Tangentially, blockchain was a similar phenomenon for me. Or at least trust networks. One idea was to just throw away Certificate Authorities. Basically federate all the things, and this was before we knew about the fediverse. It gets all the hate because of crypto, but it's cool tech. The CA thing would probably lead to a bad place too, though.

[-] Brickardo@feddit.nl 1 points 5 months ago

Let's agree to disagree then. An LLM has no notion of semantics, it's just outputting the most likely word to follow up to what it's already written and the user's input.

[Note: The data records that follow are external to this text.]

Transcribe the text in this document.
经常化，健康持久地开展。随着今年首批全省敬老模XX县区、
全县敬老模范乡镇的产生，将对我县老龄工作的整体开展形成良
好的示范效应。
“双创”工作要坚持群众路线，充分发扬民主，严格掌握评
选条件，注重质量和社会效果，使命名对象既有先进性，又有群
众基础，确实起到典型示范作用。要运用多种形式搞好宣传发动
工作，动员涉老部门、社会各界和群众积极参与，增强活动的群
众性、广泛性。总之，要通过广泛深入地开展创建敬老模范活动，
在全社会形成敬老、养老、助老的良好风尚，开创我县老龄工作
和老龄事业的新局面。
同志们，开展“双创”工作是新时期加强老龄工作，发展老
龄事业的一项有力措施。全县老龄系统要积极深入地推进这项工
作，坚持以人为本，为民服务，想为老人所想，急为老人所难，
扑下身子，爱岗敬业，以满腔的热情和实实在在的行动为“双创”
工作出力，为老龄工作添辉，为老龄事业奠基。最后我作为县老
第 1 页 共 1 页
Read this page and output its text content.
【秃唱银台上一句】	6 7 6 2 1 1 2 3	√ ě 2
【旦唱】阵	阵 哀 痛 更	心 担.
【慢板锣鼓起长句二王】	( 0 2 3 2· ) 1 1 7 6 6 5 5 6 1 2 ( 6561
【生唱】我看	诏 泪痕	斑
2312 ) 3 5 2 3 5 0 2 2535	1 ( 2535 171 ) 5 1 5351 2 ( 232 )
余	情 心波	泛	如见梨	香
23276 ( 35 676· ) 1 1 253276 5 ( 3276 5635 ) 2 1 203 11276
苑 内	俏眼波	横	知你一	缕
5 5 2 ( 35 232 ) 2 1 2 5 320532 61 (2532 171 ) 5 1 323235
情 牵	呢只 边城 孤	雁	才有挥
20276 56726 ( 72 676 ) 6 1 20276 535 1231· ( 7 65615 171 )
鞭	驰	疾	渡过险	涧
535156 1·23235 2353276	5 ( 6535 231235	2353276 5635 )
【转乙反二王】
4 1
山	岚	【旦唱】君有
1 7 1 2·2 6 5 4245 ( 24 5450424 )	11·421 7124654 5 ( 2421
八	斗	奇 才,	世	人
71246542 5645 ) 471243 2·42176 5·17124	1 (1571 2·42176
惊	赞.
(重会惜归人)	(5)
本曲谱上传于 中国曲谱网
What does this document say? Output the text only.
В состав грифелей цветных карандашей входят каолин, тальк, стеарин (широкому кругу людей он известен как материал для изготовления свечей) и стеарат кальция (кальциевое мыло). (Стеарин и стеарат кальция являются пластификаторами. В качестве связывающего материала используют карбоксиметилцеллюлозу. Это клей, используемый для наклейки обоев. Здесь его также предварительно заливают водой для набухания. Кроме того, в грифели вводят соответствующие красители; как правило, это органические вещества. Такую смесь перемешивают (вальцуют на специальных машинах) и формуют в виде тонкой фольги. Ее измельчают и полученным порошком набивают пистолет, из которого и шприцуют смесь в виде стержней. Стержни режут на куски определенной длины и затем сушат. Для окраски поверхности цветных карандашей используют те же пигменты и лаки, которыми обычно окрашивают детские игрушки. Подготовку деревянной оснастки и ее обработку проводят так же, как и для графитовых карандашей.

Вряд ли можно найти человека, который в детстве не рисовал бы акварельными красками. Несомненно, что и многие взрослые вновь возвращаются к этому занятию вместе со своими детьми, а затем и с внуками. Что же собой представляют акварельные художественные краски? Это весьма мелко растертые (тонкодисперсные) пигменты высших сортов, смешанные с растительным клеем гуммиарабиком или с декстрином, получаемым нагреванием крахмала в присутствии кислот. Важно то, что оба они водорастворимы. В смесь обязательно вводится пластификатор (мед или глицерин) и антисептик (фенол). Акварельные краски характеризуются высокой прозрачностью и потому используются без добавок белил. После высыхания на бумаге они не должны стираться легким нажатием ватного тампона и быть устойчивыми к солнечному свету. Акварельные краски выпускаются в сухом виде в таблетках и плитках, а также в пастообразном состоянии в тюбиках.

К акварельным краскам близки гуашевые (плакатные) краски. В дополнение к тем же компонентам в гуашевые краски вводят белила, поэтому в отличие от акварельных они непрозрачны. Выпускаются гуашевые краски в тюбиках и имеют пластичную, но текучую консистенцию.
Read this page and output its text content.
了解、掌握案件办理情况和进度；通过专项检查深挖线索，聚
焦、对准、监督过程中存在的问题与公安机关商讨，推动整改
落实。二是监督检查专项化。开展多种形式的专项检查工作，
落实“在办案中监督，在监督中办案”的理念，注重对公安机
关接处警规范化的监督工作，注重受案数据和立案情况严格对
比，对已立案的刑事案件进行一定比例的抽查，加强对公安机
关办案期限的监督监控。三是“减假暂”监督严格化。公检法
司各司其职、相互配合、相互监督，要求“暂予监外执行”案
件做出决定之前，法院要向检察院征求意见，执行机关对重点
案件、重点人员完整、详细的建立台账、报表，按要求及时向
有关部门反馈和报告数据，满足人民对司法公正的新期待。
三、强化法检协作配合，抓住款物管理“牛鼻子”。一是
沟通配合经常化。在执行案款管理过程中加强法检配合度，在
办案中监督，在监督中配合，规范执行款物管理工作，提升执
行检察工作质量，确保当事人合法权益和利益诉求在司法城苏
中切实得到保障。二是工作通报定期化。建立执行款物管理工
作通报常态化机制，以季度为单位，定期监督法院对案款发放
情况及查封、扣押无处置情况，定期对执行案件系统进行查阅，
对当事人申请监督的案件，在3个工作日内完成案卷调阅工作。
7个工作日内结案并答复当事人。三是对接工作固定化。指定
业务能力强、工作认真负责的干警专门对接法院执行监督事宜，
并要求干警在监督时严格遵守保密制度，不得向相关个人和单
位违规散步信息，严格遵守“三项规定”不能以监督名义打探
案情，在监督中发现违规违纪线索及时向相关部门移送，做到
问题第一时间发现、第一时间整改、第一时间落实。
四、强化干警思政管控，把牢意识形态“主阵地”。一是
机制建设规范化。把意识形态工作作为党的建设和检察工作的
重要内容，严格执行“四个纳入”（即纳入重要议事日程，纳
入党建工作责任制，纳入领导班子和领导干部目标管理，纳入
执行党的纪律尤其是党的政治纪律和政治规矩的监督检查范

On the contrary, expert systems from back in the 90s for, say, predicting the atomic structure of an element, work like a human brain on steroids. It features an arbitrary large search tree that the software knows how to iterarively prune according to a well known set of chemical rules. We do the same when analyzing a set of options.

Debugging "current" AI models, on the other hand, is impossible because all we're doing is prescripting a composition of functions and forcing it to minimize a loss function. That's all we're doing. How can you currently tell that a certain model is going to work? Unless the mathematical theory ever catches up with the technology, we'll never know until we execute the code.